Sometimes to mix it up I’d pack a bag with Band-Aids, pretzel rods, and Chapstick, all the essential survival tools, and head out into the woods to play on the railroad tracks and slip and slide through the creek. At night I’d catch fireflies then race home in time to watch the Mission Impossible TV show because there was no DVR and you had to catch it when it aired or beg your friends to give you a blow by blow of what happened.
There were no cell phones so if I needed to reach Mom I’d borrow the landline in the pool office or when I was in the woods, Mom would ring a bell for dinner time and we’d come tromping home, muddy and covered in mosquito bites. As I got older and wanted to push curfew, I twisted my wristwatch back ten minutes to account for being late, which worked about once because my mom is a smart woman.
Summer felt forever, with ice cream on the back deck and reading Nancy Drews in the tree house that Dad and Granddaddy built between the maple trees. We wore jams for shorts and jellies on our feet and rode dirt bikes through the gullies next to our house.

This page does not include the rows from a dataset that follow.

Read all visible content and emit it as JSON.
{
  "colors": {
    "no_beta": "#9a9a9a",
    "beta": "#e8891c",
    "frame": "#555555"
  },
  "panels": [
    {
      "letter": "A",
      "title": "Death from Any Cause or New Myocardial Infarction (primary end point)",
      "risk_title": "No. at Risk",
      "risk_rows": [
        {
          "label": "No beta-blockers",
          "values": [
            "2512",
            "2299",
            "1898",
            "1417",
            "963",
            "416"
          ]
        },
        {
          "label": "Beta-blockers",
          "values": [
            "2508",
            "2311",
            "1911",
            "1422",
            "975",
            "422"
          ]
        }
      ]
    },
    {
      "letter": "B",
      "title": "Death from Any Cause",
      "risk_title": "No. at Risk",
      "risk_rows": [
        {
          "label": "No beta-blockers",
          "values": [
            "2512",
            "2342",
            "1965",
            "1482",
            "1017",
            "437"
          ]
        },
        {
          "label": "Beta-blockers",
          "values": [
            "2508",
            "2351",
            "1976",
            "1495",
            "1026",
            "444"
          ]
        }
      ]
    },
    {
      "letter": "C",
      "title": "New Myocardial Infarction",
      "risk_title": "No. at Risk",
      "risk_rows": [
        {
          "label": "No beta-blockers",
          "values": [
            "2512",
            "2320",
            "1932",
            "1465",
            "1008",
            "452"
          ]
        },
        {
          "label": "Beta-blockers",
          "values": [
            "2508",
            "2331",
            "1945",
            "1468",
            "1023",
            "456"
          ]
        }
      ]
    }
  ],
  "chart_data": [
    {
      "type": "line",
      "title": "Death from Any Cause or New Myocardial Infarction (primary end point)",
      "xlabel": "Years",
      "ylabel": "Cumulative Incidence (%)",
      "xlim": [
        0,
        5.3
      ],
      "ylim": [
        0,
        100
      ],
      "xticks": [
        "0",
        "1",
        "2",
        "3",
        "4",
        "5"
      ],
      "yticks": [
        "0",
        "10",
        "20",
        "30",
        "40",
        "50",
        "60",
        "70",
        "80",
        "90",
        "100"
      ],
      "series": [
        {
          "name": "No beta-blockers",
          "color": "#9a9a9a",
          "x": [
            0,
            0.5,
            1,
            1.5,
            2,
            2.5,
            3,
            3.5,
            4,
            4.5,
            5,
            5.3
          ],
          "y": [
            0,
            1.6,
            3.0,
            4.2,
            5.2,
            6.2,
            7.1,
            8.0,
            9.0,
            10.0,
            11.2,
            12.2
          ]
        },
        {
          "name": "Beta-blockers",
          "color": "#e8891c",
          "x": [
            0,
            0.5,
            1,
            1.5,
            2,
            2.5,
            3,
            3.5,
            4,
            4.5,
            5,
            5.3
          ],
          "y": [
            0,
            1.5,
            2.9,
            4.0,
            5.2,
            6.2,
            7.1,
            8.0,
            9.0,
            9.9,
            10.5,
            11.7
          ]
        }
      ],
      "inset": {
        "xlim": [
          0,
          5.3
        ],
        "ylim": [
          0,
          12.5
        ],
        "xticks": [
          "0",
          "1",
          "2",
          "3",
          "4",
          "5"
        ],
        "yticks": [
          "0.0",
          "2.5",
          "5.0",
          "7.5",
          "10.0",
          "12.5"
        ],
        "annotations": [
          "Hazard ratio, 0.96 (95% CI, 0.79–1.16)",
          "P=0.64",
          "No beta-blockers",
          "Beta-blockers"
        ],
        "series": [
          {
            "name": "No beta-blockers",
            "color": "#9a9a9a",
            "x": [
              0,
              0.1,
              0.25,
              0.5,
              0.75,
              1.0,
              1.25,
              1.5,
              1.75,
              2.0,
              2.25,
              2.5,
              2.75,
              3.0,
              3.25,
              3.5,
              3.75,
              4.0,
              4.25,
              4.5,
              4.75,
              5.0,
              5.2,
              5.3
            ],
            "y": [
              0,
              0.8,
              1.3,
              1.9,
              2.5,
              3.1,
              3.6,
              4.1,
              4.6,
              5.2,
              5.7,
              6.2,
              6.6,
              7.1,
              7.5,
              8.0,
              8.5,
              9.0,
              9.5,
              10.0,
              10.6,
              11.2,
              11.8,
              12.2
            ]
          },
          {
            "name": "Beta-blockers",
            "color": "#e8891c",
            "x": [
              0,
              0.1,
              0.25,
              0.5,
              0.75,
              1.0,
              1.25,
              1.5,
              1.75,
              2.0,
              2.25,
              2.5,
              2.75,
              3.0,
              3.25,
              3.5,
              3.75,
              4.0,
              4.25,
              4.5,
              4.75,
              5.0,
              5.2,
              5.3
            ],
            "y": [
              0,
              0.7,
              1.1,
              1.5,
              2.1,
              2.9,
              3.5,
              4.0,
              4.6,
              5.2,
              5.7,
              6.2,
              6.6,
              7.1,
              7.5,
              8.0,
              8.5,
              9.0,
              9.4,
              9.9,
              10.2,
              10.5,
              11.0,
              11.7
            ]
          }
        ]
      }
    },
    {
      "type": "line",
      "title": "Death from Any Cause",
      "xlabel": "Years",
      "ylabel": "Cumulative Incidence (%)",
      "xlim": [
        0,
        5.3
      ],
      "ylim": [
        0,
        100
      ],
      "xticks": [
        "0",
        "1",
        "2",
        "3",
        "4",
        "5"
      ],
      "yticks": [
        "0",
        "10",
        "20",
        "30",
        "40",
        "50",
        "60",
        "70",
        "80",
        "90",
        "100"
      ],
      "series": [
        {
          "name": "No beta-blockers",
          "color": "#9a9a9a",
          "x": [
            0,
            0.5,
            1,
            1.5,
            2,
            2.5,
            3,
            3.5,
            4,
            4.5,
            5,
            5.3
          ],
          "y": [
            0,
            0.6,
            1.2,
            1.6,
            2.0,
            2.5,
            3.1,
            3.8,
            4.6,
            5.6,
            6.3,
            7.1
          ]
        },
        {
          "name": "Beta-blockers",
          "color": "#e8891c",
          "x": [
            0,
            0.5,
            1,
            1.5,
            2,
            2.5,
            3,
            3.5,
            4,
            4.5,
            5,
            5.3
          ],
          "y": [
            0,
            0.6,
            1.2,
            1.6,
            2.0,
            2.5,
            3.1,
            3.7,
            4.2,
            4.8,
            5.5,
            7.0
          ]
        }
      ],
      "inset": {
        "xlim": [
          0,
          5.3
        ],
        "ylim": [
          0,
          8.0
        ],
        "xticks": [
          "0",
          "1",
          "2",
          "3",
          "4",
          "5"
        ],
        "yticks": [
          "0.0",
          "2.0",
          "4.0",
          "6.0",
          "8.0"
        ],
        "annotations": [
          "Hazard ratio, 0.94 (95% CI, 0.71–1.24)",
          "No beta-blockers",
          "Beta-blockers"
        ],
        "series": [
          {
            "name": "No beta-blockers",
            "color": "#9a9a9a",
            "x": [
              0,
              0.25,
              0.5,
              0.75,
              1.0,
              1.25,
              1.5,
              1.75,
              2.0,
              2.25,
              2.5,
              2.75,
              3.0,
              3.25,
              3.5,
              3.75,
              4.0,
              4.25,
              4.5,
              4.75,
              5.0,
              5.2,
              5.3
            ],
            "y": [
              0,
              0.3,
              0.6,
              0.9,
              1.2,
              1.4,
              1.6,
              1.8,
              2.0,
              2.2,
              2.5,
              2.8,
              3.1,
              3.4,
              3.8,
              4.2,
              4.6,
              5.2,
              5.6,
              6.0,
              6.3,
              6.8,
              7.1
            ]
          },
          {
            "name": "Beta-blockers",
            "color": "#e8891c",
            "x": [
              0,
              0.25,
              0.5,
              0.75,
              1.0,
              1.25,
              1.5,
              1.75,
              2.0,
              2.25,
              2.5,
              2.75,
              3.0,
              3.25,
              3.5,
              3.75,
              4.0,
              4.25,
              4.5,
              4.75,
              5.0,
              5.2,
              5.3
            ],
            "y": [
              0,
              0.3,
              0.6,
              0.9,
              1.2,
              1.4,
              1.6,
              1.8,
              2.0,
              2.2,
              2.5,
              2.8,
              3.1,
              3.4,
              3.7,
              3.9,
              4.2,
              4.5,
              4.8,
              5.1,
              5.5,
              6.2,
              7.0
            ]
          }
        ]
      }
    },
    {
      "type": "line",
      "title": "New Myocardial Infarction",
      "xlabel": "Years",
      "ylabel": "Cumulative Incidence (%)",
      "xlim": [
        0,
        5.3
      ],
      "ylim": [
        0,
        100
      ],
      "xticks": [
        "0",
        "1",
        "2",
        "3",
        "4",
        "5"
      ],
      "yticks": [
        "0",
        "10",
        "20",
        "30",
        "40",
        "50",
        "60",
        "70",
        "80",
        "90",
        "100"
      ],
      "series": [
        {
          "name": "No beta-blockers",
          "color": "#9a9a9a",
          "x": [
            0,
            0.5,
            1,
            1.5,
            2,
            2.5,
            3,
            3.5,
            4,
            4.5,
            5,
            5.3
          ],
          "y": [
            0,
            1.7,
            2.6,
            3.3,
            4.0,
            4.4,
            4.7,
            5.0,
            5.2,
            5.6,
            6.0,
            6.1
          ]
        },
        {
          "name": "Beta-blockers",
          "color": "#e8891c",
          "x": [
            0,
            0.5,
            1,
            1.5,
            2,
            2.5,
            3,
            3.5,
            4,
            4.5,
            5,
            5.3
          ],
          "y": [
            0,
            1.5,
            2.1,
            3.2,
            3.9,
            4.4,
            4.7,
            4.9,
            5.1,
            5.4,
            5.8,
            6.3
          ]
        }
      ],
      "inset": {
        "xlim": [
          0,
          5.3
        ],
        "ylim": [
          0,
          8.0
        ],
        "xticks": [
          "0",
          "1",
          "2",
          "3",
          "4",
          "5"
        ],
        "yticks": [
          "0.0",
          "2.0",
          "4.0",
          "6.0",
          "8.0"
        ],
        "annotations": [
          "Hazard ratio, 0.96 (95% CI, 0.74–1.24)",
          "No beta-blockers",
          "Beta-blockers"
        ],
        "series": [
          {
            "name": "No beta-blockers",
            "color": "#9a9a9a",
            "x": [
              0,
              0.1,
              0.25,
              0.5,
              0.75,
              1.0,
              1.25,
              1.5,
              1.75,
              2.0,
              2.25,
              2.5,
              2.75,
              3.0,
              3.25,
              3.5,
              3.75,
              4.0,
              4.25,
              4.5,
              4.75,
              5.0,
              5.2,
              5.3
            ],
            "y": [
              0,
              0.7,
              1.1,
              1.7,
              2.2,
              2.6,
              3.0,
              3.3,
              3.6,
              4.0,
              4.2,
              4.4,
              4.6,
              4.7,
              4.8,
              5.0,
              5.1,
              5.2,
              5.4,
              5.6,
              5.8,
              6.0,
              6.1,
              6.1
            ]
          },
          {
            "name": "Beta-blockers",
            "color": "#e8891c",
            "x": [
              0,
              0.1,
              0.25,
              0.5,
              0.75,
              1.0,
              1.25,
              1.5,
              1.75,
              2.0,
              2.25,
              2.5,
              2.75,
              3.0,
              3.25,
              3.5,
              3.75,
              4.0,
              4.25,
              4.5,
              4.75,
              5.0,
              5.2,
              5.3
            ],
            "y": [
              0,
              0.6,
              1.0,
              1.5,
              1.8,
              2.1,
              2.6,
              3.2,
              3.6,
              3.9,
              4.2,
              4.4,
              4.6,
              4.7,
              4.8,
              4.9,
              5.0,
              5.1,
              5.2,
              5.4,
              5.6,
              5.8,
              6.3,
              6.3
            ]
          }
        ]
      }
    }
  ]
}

People talk a lot about how times have changed but in some ways they haven’t. Sure, my kids watch shows they DVRed and when I need them I text instead of ring a bell, but we have fireflies and dragonflies and nights in the cul de sac slapping mosquitos. They ride bikes to the pool with their towels blowing like scarves around their necks and their friends grab popsicles from our garage fridge when they stop by.
Summer is hotter down here in Georgia where I live now, without the nighttime breeze off Lake Erie, but in spite of the heat, I find myself smiling more often than not, my kids coming and going, running in for fistfuls of lunchmeat and grapes. We spend nights at the pool eating sandwiches off paper plates and playing cards and drinking beer with the neighbors while our kids chase each other in the deep end and try to knock each other off floats.
Summer still feels blissfully like forever. But it isn’t.
Two of my three kids are bigger than me now. Our remaining summers together grow shorter. I wish for a tightening at the edges of time, as if I could cinch up summer like a drawstring and hold it a little tighter. Just a little more time. Just a few more swim meets. Just a handful of fire pit smores in the driveway. I walk around the house hanging up wet swimsuits left on the floor and I’m not so mad about it anymore. I want these bathing suit bodies in my house a little longer. I want to buy bugspray and sunscreen in bulk. Just a few more years of goggles and popsicles. It’s slipping by.
In the fall my oldest goes to high school and my middle goes to middle school and my youngest isn’t so young anymore in upper elementary. In the fall, class schedules and lockers and a driving permit awaits, but right now we have summer, when it’s great to be a kid for a little while longer.